Sebagai contoh, perhatikan orang-orang yang merelakan diri untuk dilatih dan diutus sebagai utusan injil ke negeri-negeri asing untuk memberitakan kabar baik tentang Kerajaan Allah. (Matius 24:14) Sering kali, kondisi kehidupan di negeri-negeri tempat mereka diutus tidak semaju negeri mereka secara materi. Misalnya, sewaktu para utusan injil tiba di sebuah negeri Asia pada awal tahun 1947, dampak perang masih terlihat, dan hanya segelintir rumah yang berlampu listrik. Di banyak negeri, para utusan injil mendapati bahwa mencuci baju dilakukan helai demi helai di atas papan gilas atau di atas batu di sungai bukannya dengan mesin cuci listrik. Tetapi, mereka telah datang untuk mengajar orang-orang tentang kebenaran Alkitab, sehingga mereka beradaptasi dengan keadaan setempat dan sibuk dalam pelayanan.

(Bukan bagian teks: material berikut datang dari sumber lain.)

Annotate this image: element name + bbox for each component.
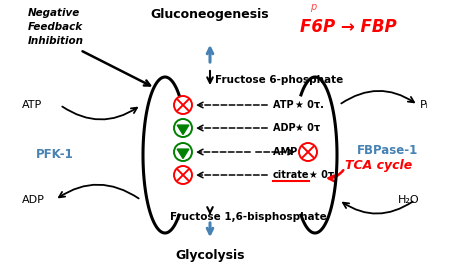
- Text: Feedback: Feedback: [28, 22, 83, 32]
- Text: PFK-1: PFK-1: [36, 148, 74, 161]
- Text: AMP: AMP: [273, 147, 301, 157]
- Text: Pᵢ: Pᵢ: [420, 100, 429, 110]
- Text: p: p: [310, 2, 316, 12]
- Text: ADP: ADP: [273, 123, 299, 133]
- Text: F6P → FBP: F6P → FBP: [300, 18, 397, 36]
- Text: ATP: ATP: [273, 100, 297, 110]
- Text: Gluconeogenesis: Gluconeogenesis: [151, 8, 269, 21]
- Text: ADP: ADP: [22, 195, 45, 205]
- Text: citrate: citrate: [273, 170, 310, 180]
- Text: Negative: Negative: [28, 8, 80, 18]
- Text: H₂O: H₂O: [398, 195, 419, 205]
- Text: Fructose 6-phosphate: Fructose 6-phosphate: [215, 75, 343, 85]
- Polygon shape: [177, 125, 189, 134]
- Text: TCA cycle: TCA cycle: [345, 158, 412, 172]
- Text: ★ 0τ: ★ 0τ: [295, 123, 320, 133]
- Text: ★ 0τ.: ★ 0τ.: [309, 170, 338, 180]
- Text: ATP: ATP: [22, 100, 42, 110]
- Text: ★ 0τ.: ★ 0τ.: [295, 100, 324, 110]
- Text: Inhibition: Inhibition: [28, 36, 84, 46]
- Text: Fructose 1,6-bisphosphate: Fructose 1,6-bisphosphate: [170, 212, 327, 222]
- Text: FBPase-1: FBPase-1: [357, 143, 419, 157]
- Text: Glycolysis: Glycolysis: [175, 249, 245, 262]
- Polygon shape: [177, 149, 189, 158]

Selain para utusan injil, ada juga yang mengambil dinas sepenuh waktu atau pindah ke daerah yang belum dicapai dengan kabar baik. Adulfo telah melayani sebagai rohaniwan sepenuh waktu selama lebih dari 50 tahun di berbagai penjuru Meksiko. Ia mengatakan, ”Seperti rasul Paulus, istri saya dan saya telah belajar menyesuaikan diri dengan keadaan. Misalnya, letak sebuah sidang yang kami kunjungi jauh dari kota atau pasar mana pun. Setiap kali makan, saudara-saudara berpuas dengan hanya memakan sebuah tortilla (kue pipih) dan sedikit lemak babi dan garam serta secangkir kopi. Hanya itu yang harus mereka makan—tiga tortilla sehari. Jadi, kami belajar hidup persis seperti saudara-saudara itu. Saya telah menikmati banyak pengalaman seperti ini selama 54 tahun dinas sepenuh waktu saya kepada Yehuwa.”

Florentino mengingat bagaimana ia dan keluarganya harus beradaptasi dengan keadaan yang sukar. Sewaktu mengenang masa awal kehidupannya, ia mengatakan, ”Ayah saya adalah pedagang yang makmur. Ia punya banyak tanah. Saya masih ingat sebuah meja di toko kelontong yang kami miliki. Di meja itu ada sebuah laci yang lebarnya sekitar 50 sentimeter dan dalamnya 20 sentimeter, dan punya empat ruang. Di sana kami menyimpan uang yang diterima pada hari itu. Pada sore hari, laci itu selalu sarat dengan uang koin dan kertas yang tumpah ruah.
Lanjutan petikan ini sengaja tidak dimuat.